今さら反省の弁を述べたとしても・・―我がままと孤独は一対であり、それは必ず禍となって返ってくる―Ⅴ

晩年になって、奥さんから離婚を切り出された70代男性による新聞の人生相談。

それまで身勝手な生き方で若い頃はDV(家庭内暴力)もあったという相談の中身に対する、回答者である最相葉月さん(女性)の回答内容は極めて厳しいものになった。

 

女性の場合、怒りや不満があれば、男性のようにそれをその都度吐き出して解消するのではなく蓄積していて、ある日ダムが決壊するようにその不満の原因となった相手に怒りや決意をぶっつけてくる。

この相談の奥さんの場合、「離婚」という決意を伝えたのである。

 

そこに至るプロセスについては、この奥さん、それなりの段取りを踏んでいたのではないかと考えられる。

 

その点について、最相さんは女性としての「読み」として、次のように述べておられる。

― 急に思いたったのではなく、この日に向けて何十年も前から準備されてきたと思います。

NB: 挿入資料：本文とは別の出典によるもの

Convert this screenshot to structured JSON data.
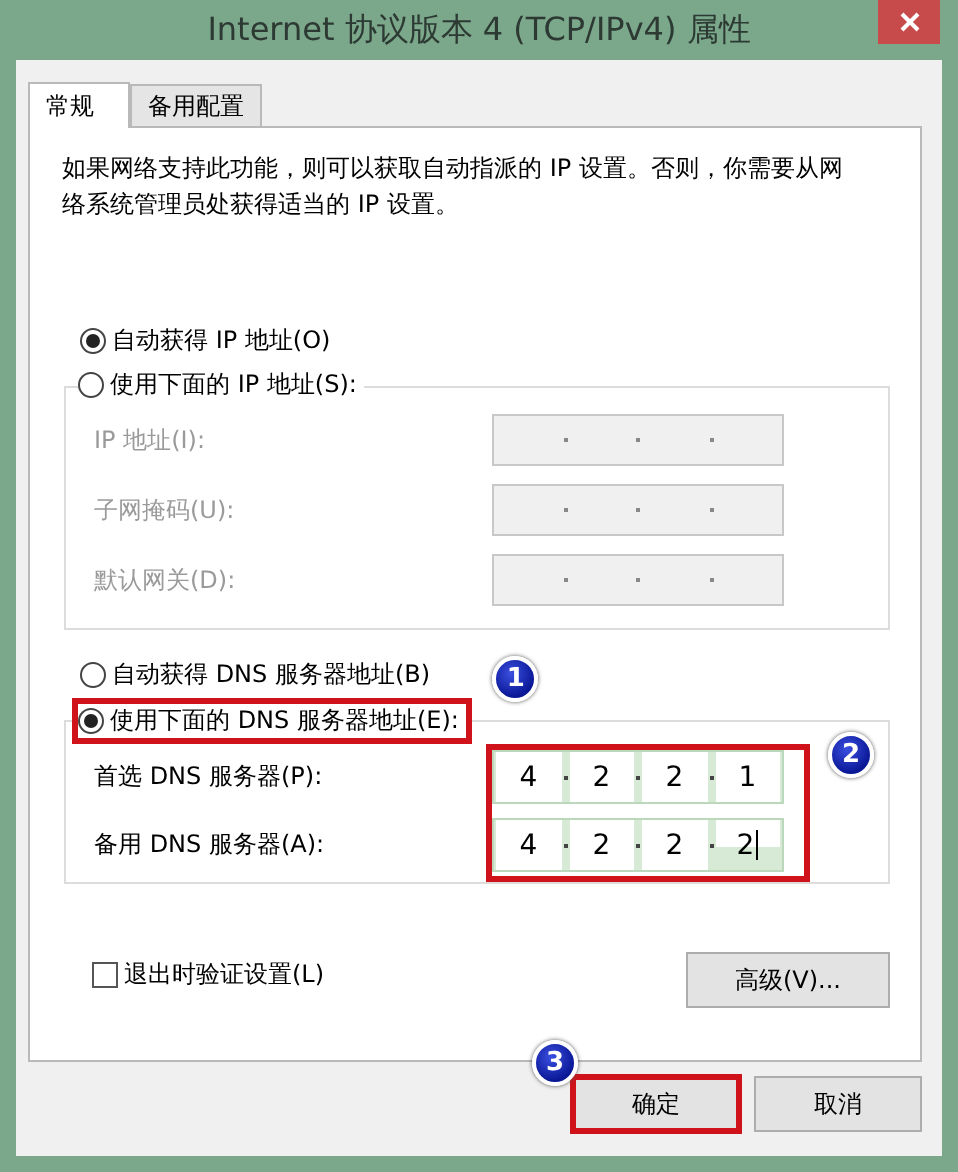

コツコツと貯金し、住む場所もあたりをつけておられるでしょう。

これからやりたいこともあるでしょうし、あなたが今さら反省の弁を述べたとしても揺らぐ程度の決意ではありませんよ、きっと。―

 

この奥さんが最相さんの言うとおりに綿密な準備を整えていたかどうかはわからないが、離婚を切り出すということは、それなりに計画し手続きなどもしてあるのだろう。

こうなれば女性の方が強い。

最相さんの言われる通り、こちらがちょっとやそっと反省したぐらいで、奥さんの決意が変わることはないだろうと察せられる。

 

まあ男性の方は「仲は良くなくてもずっと二人で暮らすことを望んでいましたが・・」と書いていたくらいだから、最相さんの言われる「この日に向けて何十年も前から準備されてきたと思います。」などということは、全く思いもしていなかったのだろう。

まあ、この相談に対する結論は見えているようなものである。